Last week, Radio Bonesha FM aired the interview with Kabirigi, while other stations broadcast an audio recording of Kabarigi’s statements, local journalists told CPJ. Days later, the state-run National Council for Communication issued an open-ended media ban on all news coverage of the rebel group, news reports said.
“This arrest is part of a pattern of state-orchestrated intimidation of private media,” said CPJ East Africa Consultant Tom Rhodes. “Authorities have presented no evidence against Hassan Ruvakuki and he should be released immediately.”

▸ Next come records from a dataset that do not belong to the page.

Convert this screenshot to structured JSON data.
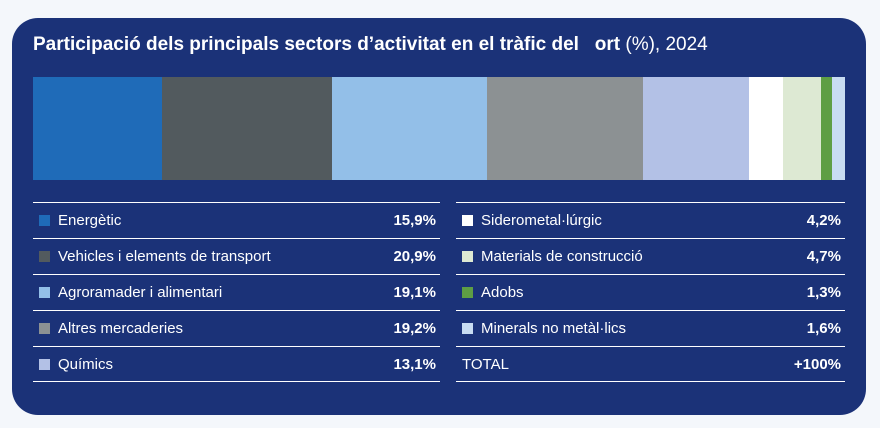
{
  "chart_data": {
    "type": "bar",
    "stacked": true,
    "title": "Participació dels principals sectors d’activitat en el tràfic del   ort",
    "title_suffix": "(%), 2024",
    "categories": [
      "Energètic",
      "Vehicles i elements de transport",
      "Agroramader i alimentari",
      "Altres mercaderies",
      "Químics",
      "Siderometal·lúrgic",
      "Materials de construcció",
      "Adobs",
      "Minerals no metàl·lics"
    ],
    "values": [
      15.9,
      20.9,
      19.1,
      19.2,
      13.1,
      4.2,
      4.7,
      1.3,
      1.6
    ],
    "value_labels": [
      "15,9%",
      "20,9%",
      "19,1%",
      "19,2%",
      "13,1%",
      "4,2%",
      "4,7%",
      "1,3%",
      "1,6%"
    ],
    "colors": [
      "#1f6bb8",
      "#525a5e",
      "#93bfe8",
      "#8c9193",
      "#b3c1e6",
      "#ffffff",
      "#dde9d3",
      "#5e9e44",
      "#c8dcf2"
    ],
    "total_label": "TOTAL",
    "total_value": "+100%"
  }
}
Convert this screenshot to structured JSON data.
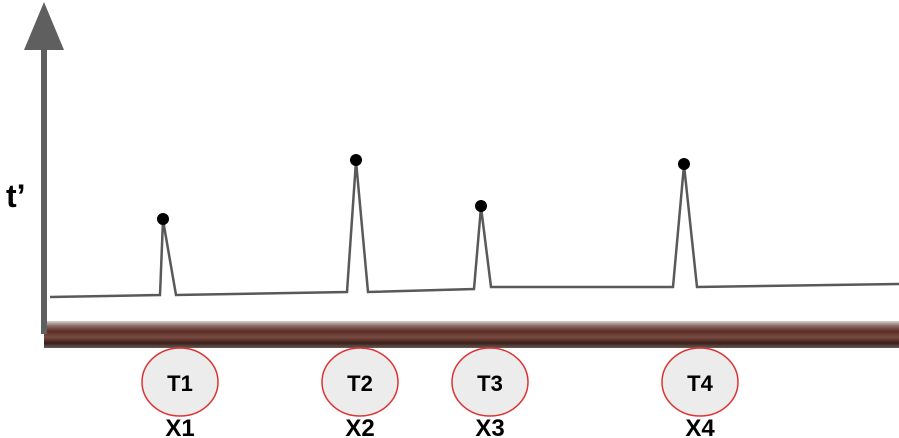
{
  "y_axis": {
    "label": "t’"
  },
  "colors": {
    "axis": "#5f5f5f",
    "trace": "#595959",
    "marker": "#000000",
    "rod_dark": "#3a1f1a",
    "rod_mid": "#7a4a3f",
    "rod_light": "#c9b5ad",
    "circle_fill": "#ececec",
    "circle_stroke": "#dd3333"
  },
  "nodes": [
    {
      "tag": "T1",
      "pos": "X1"
    },
    {
      "tag": "T2",
      "pos": "X2"
    },
    {
      "tag": "T3",
      "pos": "X3"
    },
    {
      "tag": "T4",
      "pos": "X4"
    }
  ]
}
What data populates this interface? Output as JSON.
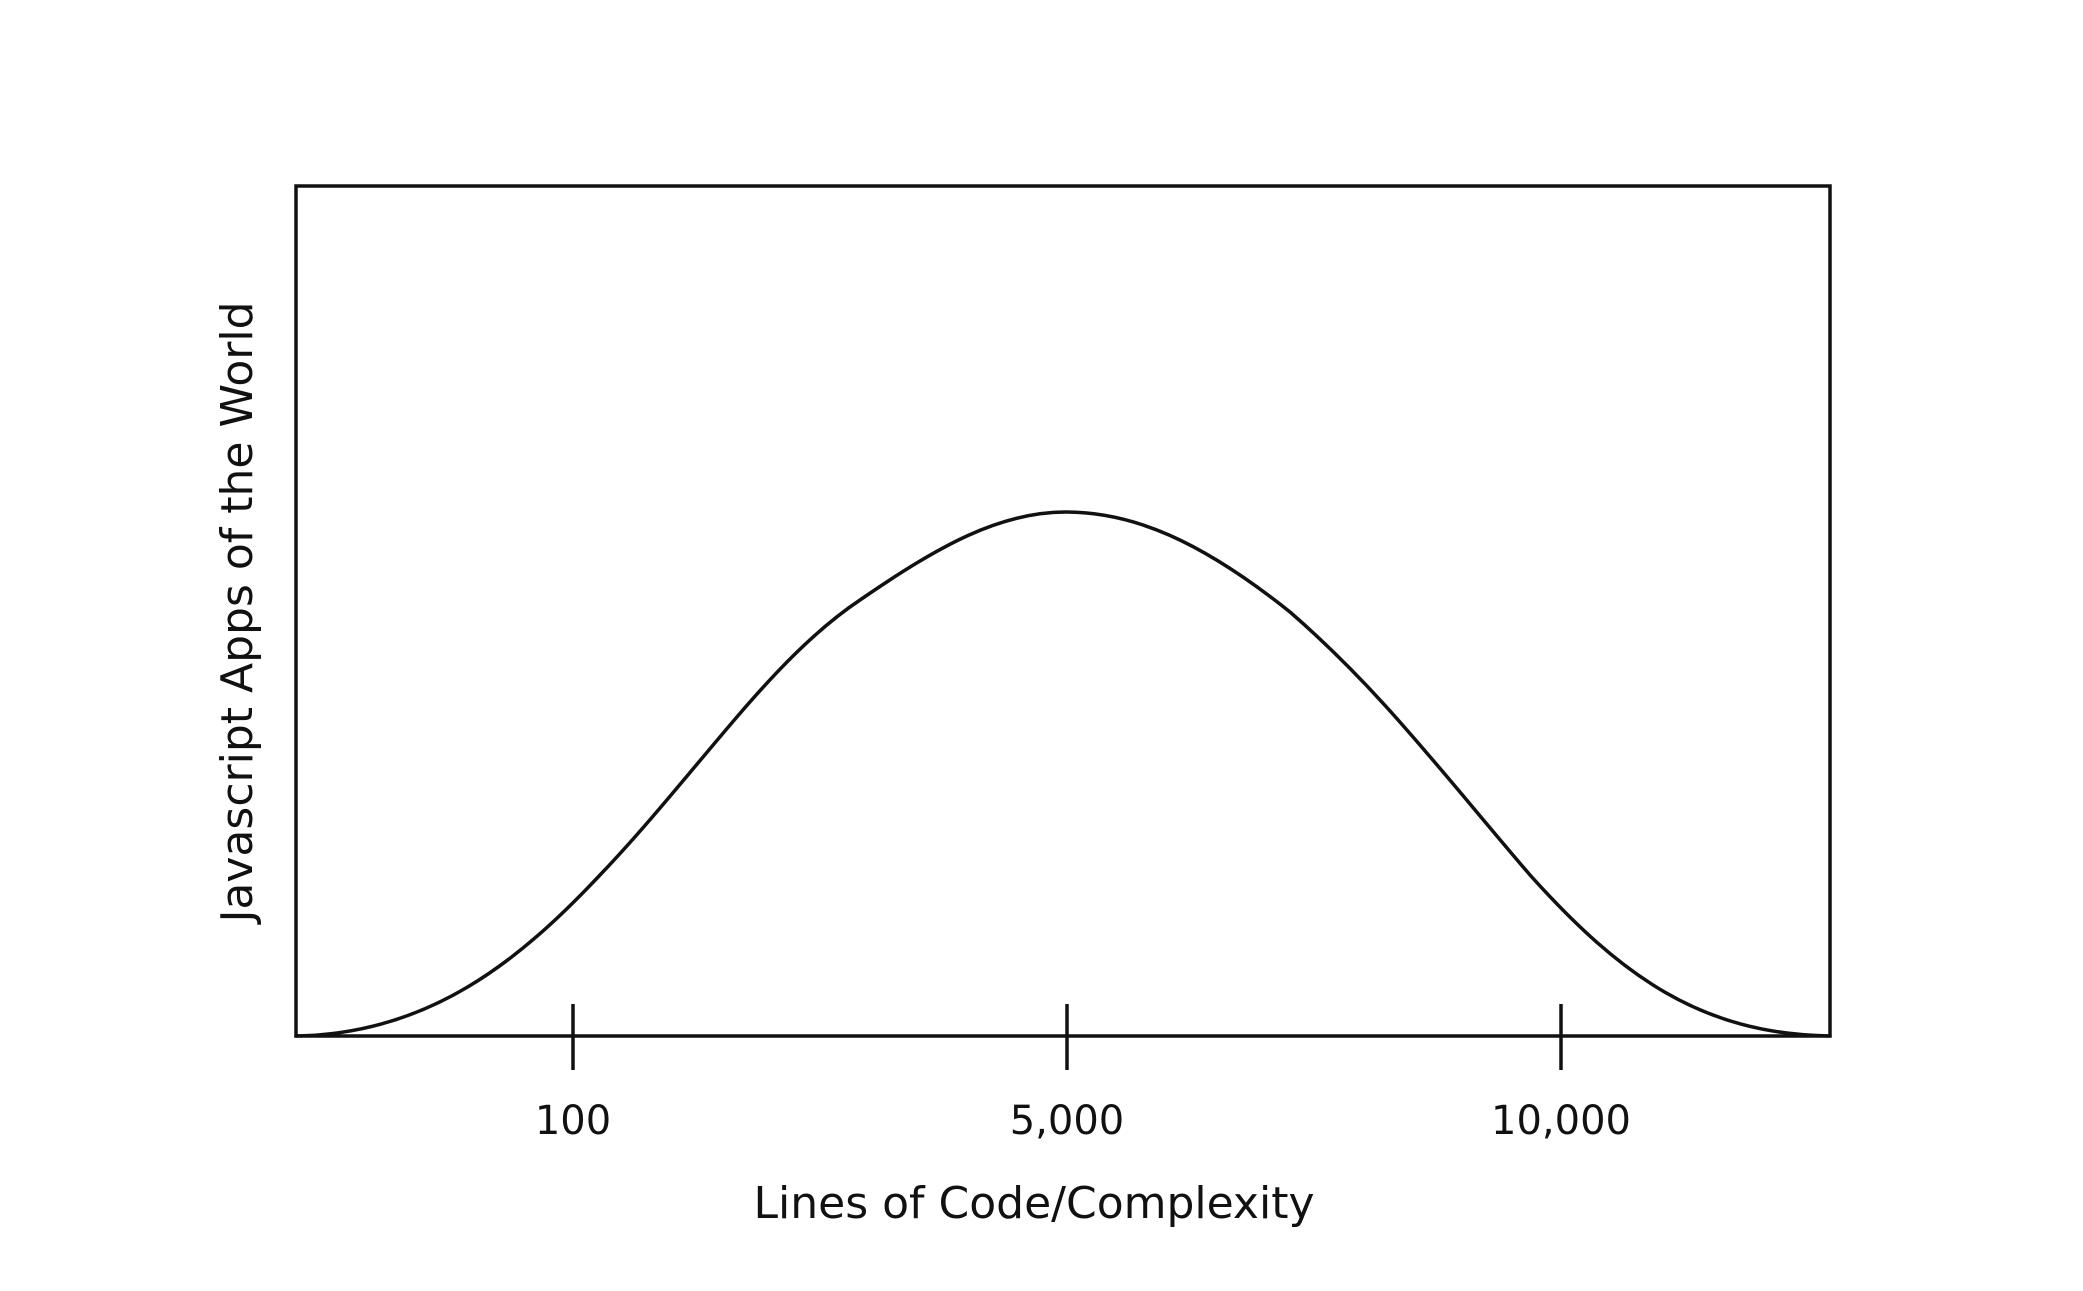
{
  "chart_data": {
    "type": "line",
    "title": "",
    "xlabel": "Lines of Code/Complexity",
    "ylabel": "Javascript Apps of the World",
    "x_ticks": [
      "100",
      "5,000",
      "10,000"
    ],
    "curve": "bell",
    "grid": false,
    "legend": "none",
    "colors": {
      "line": "#111111",
      "frame": "#111111",
      "background": "#ffffff"
    }
  }
}
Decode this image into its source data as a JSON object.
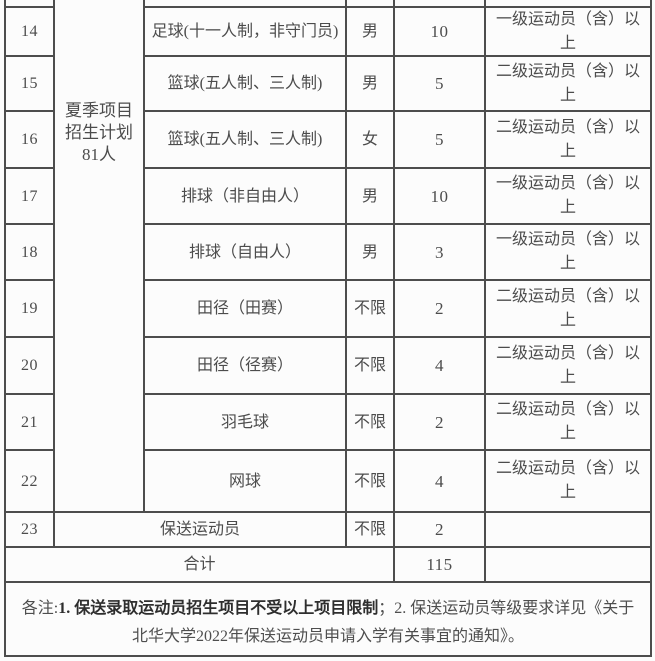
{
  "colors": {
    "border": "#4d4d4d",
    "text": "#4c4c4c",
    "note_bold_text": "#2e2e2e",
    "background": "#fcfcfc"
  },
  "table": {
    "category_label": "夏季项目\n招生计划\n81人",
    "rows": [
      {
        "no": "14",
        "sport": "足球(十一人制，非守门员)",
        "gender": "男",
        "quota": "10",
        "requirement": "一级运动员（含）以上"
      },
      {
        "no": "15",
        "sport": "篮球(五人制、三人制)",
        "gender": "男",
        "quota": "5",
        "requirement": "二级运动员（含）以上"
      },
      {
        "no": "16",
        "sport": "篮球(五人制、三人制)",
        "gender": "女",
        "quota": "5",
        "requirement": "二级运动员（含）以上"
      },
      {
        "no": "17",
        "sport": "排球（非自由人）",
        "gender": "男",
        "quota": "10",
        "requirement": "一级运动员（含）以上"
      },
      {
        "no": "18",
        "sport": "排球（自由人）",
        "gender": "男",
        "quota": "3",
        "requirement": "一级运动员（含）以上"
      },
      {
        "no": "19",
        "sport": "田径（田赛）",
        "gender": "不限",
        "quota": "2",
        "requirement": "二级运动员（含）以上"
      },
      {
        "no": "20",
        "sport": "田径（径赛）",
        "gender": "不限",
        "quota": "4",
        "requirement": "二级运动员（含）以上"
      },
      {
        "no": "21",
        "sport": "羽毛球",
        "gender": "不限",
        "quota": "2",
        "requirement": "二级运动员（含）以上"
      },
      {
        "no": "22",
        "sport": "网球",
        "gender": "不限",
        "quota": "4",
        "requirement": "二级运动员（含）以上"
      }
    ],
    "special_row": {
      "no": "23",
      "sport": "保送运动员",
      "gender": "不限",
      "quota": "2",
      "requirement": ""
    },
    "total_row": {
      "label": "合计",
      "quota": "115",
      "requirement": ""
    },
    "note": {
      "prefix": "各注:",
      "bold": "1. 保送录取运动员招生项目不受以上项目限制",
      "rest": "；2. 保送运动员等级要求详见《关于北华大学2022年保送运动员申请入学有关事宜的通知》。"
    }
  }
}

The ruling party has attempted to silence Burundi’s critical press in the past by using court summons and threats of closure, according to CPJ research. Last September, Information Minister Concilie Nibigira announced a 30-day media ban on covering a massacre in a bar in which more than 35 people were killed. On November 8, the public prosecutor summoned the interim director of Radio Bonesha FM, Patrick Nduwimana, and Radio Publique Africaine editor Bob Rugurika and questioned them over the programs they aired on the bar massacre after the deadline had passed, Rugurika told CPJ. Two days later, the public prosecutor summoned Nduwimana again, along with the directors of Radio Publique Africaine and Radio Isanganiro, and questioned them over their station’s funding sources, news reports said.